Department of Medicine, University of California San Diego, La Jolla, California, USA.
Program in Bioinformatics, University of California San Diego, La Jolla, California, USA.
Nat Methods. 2018 Apr;15(4):290-298. doi: 10.1038/nmeth.4627. Epub 2018 Mar 5.
Although artificial neural networks are powerful classifiers, their internal structures are hard to interpret. In the life sciences, extensive knowledge of cell biology provides an opportunity to design visible neural networks (VNNs) that couple the model's inner workings to those of real systems. Here we develop DCell, a VNN embedded in the hierarchical structure of 2,526 subsystems comprising a eukaryotic cell (http://d-cell.ucsd.edu/). Trained on several million genotypes, DCell simulates cellular growth nearly as accurately as laboratory observations. During simulation, genotypes induce patterns of subsystem activities, enabling in silico investigations of the molecular mechanisms underlying genotype-phenotype associations. These mechanisms can be validated, and many are unexpected; some are governed by Boolean logic. Cumulatively, 80% of the importance for growth prediction is captured by 484 subsystems (21%), reflecting the emergence of a complex phenotype. DCell provides a foundation for decoding the genetics of disease, drug resistance and synthetic life.

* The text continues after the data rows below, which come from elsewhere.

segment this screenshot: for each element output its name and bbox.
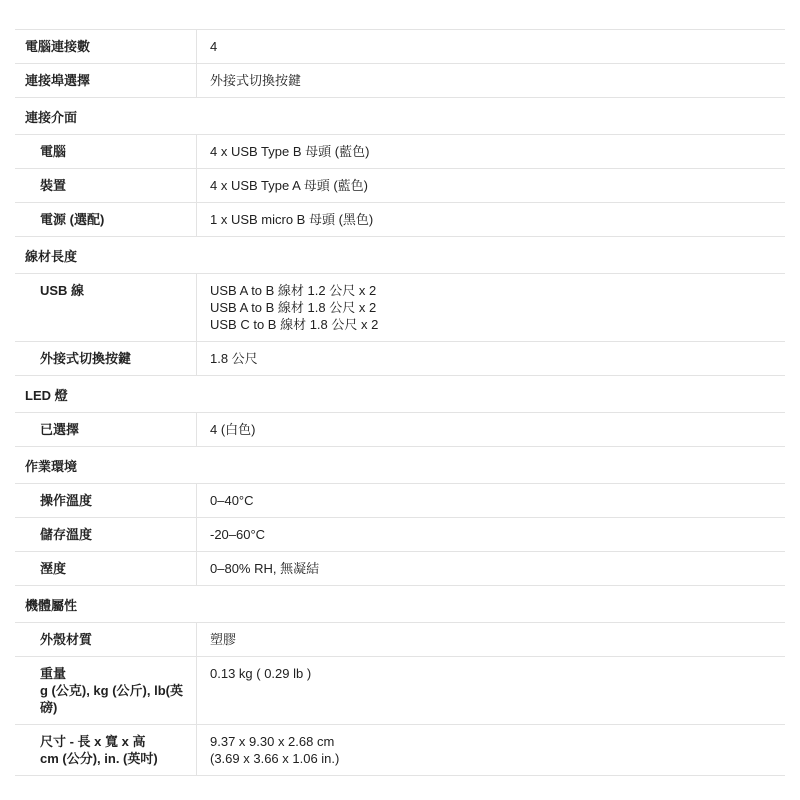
table-row: 外殼材質 塑膠 — [15, 622, 785, 656]
table-row: 裝置 4 x USB Type A 母頭 (藍色) — [15, 168, 785, 202]
spec-label-cell: USB 線 — [15, 274, 196, 341]
spec-label: 外接式切換按鍵 — [40, 350, 188, 367]
spec-label: 儲存溫度 — [40, 526, 188, 543]
table-row: 外接式切換按鍵 1.8 公尺 — [15, 341, 785, 375]
spec-value-cell: 外接式切換按鍵 — [196, 64, 785, 97]
spec-label: 已選擇 — [40, 421, 188, 438]
spec-value: 4 — [210, 38, 775, 55]
spec-value: 4 (白色) — [210, 421, 775, 438]
table-row: 電源 (選配) 1 x USB micro B 母頭 (黑色) — [15, 202, 785, 236]
spec-value: 0–80% RH, 無凝結 — [210, 560, 775, 577]
table-row: USB 線 USB A to B 線材 1.2 公尺 x 2 USB A to … — [15, 273, 785, 341]
spec-value: 1.8 公尺 — [210, 350, 775, 367]
section-header-row: 連接介面 — [15, 97, 785, 134]
spec-value: 外接式切換按鍵 — [210, 72, 775, 89]
spec-value-cell: 4 x USB Type B 母頭 (藍色) — [196, 135, 785, 168]
spec-value-cell: 0–40°C — [196, 484, 785, 517]
spec-label: USB 線 — [40, 282, 188, 299]
spec-label-cell: 電腦連接數 — [15, 30, 196, 63]
spec-value: 4 x USB Type A 母頭 (藍色) — [210, 177, 775, 194]
spec-value: 塑膠 — [210, 631, 775, 648]
spec-value-cell: USB A to B 線材 1.2 公尺 x 2 USB A to B 線材 1… — [196, 274, 785, 341]
section-title: 機體屬性 — [25, 598, 77, 613]
table-row: 儲存溫度 -20–60°C — [15, 517, 785, 551]
spec-value-cell: 9.37 x 9.30 x 2.68 cm (3.69 x 3.66 x 1.0… — [196, 725, 785, 775]
spec-value: 4 x USB Type B 母頭 (藍色) — [210, 143, 775, 160]
spec-label-cell: 儲存溫度 — [15, 518, 196, 551]
table-row: 已選擇 4 (白色) — [15, 412, 785, 446]
spec-value: USB A to B 線材 1.8 公尺 x 2 — [210, 299, 775, 316]
spec-value-cell: 塑膠 — [196, 623, 785, 656]
spec-value-cell: 4 — [196, 30, 785, 63]
spec-label-cell: 連接埠選擇 — [15, 64, 196, 97]
spec-label: 尺寸 - 長 x 寬 x 高 — [40, 733, 188, 750]
spec-label-unit: g (公克), kg (公斤), lb(英磅) — [40, 682, 188, 716]
section-title: 線材長度 — [25, 249, 77, 264]
spec-label-cell: 操作溫度 — [15, 484, 196, 517]
spec-label: 電腦 — [40, 143, 188, 160]
section-header-row: 作業環境 — [15, 446, 785, 483]
spec-value: 1 x USB micro B 母頭 (黑色) — [210, 211, 775, 228]
spec-value-cell: 1 x USB micro B 母頭 (黑色) — [196, 203, 785, 236]
spec-label-cell: 外殼材質 — [15, 623, 196, 656]
spec-label-cell: 溼度 — [15, 552, 196, 585]
spec-label: 連接埠選擇 — [25, 72, 188, 89]
spec-label-cell: 尺寸 - 長 x 寬 x 高 cm (公分), in. (英吋) — [15, 725, 196, 775]
spec-value-cell: -20–60°C — [196, 518, 785, 551]
spec-value-cell: 0.13 kg ( 0.29 lb ) — [196, 657, 785, 724]
spec-table: 電腦連接數 4 連接埠選擇 外接式切換按鍵 連接介面 電腦 4 x USB Ty… — [15, 29, 785, 776]
spec-label: 重量 — [40, 665, 188, 682]
section-title: 連接介面 — [25, 110, 77, 125]
spec-label: 溼度 — [40, 560, 188, 577]
section-header-row: 線材長度 — [15, 236, 785, 273]
spec-label: 裝置 — [40, 177, 188, 194]
table-row: 連接埠選擇 外接式切換按鍵 — [15, 63, 785, 97]
table-row: 操作溫度 0–40°C — [15, 483, 785, 517]
spec-label-cell: 電源 (選配) — [15, 203, 196, 236]
table-row: 重量 g (公克), kg (公斤), lb(英磅) 0.13 kg ( 0.2… — [15, 656, 785, 724]
section-header-row: LED 燈 — [15, 375, 785, 412]
spec-value-cell: 4 (白色) — [196, 413, 785, 446]
spec-label: 外殼材質 — [40, 631, 188, 648]
table-row: 電腦 4 x USB Type B 母頭 (藍色) — [15, 134, 785, 168]
spec-label: 電腦連接數 — [25, 38, 188, 55]
spec-label: 電源 (選配) — [40, 211, 188, 228]
table-row: 電腦連接數 4 — [15, 29, 785, 63]
spec-label-cell: 電腦 — [15, 135, 196, 168]
section-header-row: 機體屬性 — [15, 585, 785, 622]
spec-value: 0.13 kg ( 0.29 lb ) — [210, 665, 775, 682]
spec-label: 操作溫度 — [40, 492, 188, 509]
spec-label-cell: 裝置 — [15, 169, 196, 202]
spec-value: USB A to B 線材 1.2 公尺 x 2 — [210, 282, 775, 299]
spec-label-cell: 已選擇 — [15, 413, 196, 446]
spec-label-cell: 外接式切換按鍵 — [15, 342, 196, 375]
spec-value: -20–60°C — [210, 526, 775, 543]
spec-value: 9.37 x 9.30 x 2.68 cm — [210, 733, 775, 750]
spec-value-cell: 1.8 公尺 — [196, 342, 785, 375]
table-row: 尺寸 - 長 x 寬 x 高 cm (公分), in. (英吋) 9.37 x … — [15, 724, 785, 775]
spec-value: USB C to B 線材 1.8 公尺 x 2 — [210, 316, 775, 333]
spec-value: (3.69 x 3.66 x 1.06 in.) — [210, 750, 775, 767]
table-row: 溼度 0–80% RH, 無凝結 — [15, 551, 785, 585]
section-title: 作業環境 — [25, 459, 77, 474]
spec-label-cell: 重量 g (公克), kg (公斤), lb(英磅) — [15, 657, 196, 724]
section-title: LED 燈 — [25, 388, 68, 403]
spec-label-unit: cm (公分), in. (英吋) — [40, 750, 188, 767]
spec-value-cell: 0–80% RH, 無凝結 — [196, 552, 785, 585]
spec-value: 0–40°C — [210, 492, 775, 509]
spec-value-cell: 4 x USB Type A 母頭 (藍色) — [196, 169, 785, 202]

尽管人工神经网络是强大的分类器,但它们的内部结构难以解释。在生命科学中,对细胞生物学的广泛了解为设计可见神经网络 (VNN) 提供了机会,该网络将模型的内部工作与真实系统的内部工作联系起来。在这里,我们开发了 DCell,这是一个嵌入在由真核细胞(http://d-cell.ucsd.edu/)组成的 2526 个子系统层次结构中的 VNN。经过几百万种基因型的训练,DCell 可以近乎准确地模拟细胞生长。在模拟过程中,基因型会诱导子系统活动模式,从而能够在计算机上研究基因型与表型关联的分子机制。这些机制可以得到验证,其中许多是出乎意料的;有些受布尔逻辑控制。总体而言,对于生长预测的重要性有 80% 可以用 484 个子系统(21%)来解释,这反映出复杂表型的出现。DCell 为解码疾病、药物抗性和合成生命的遗传学提供了基础。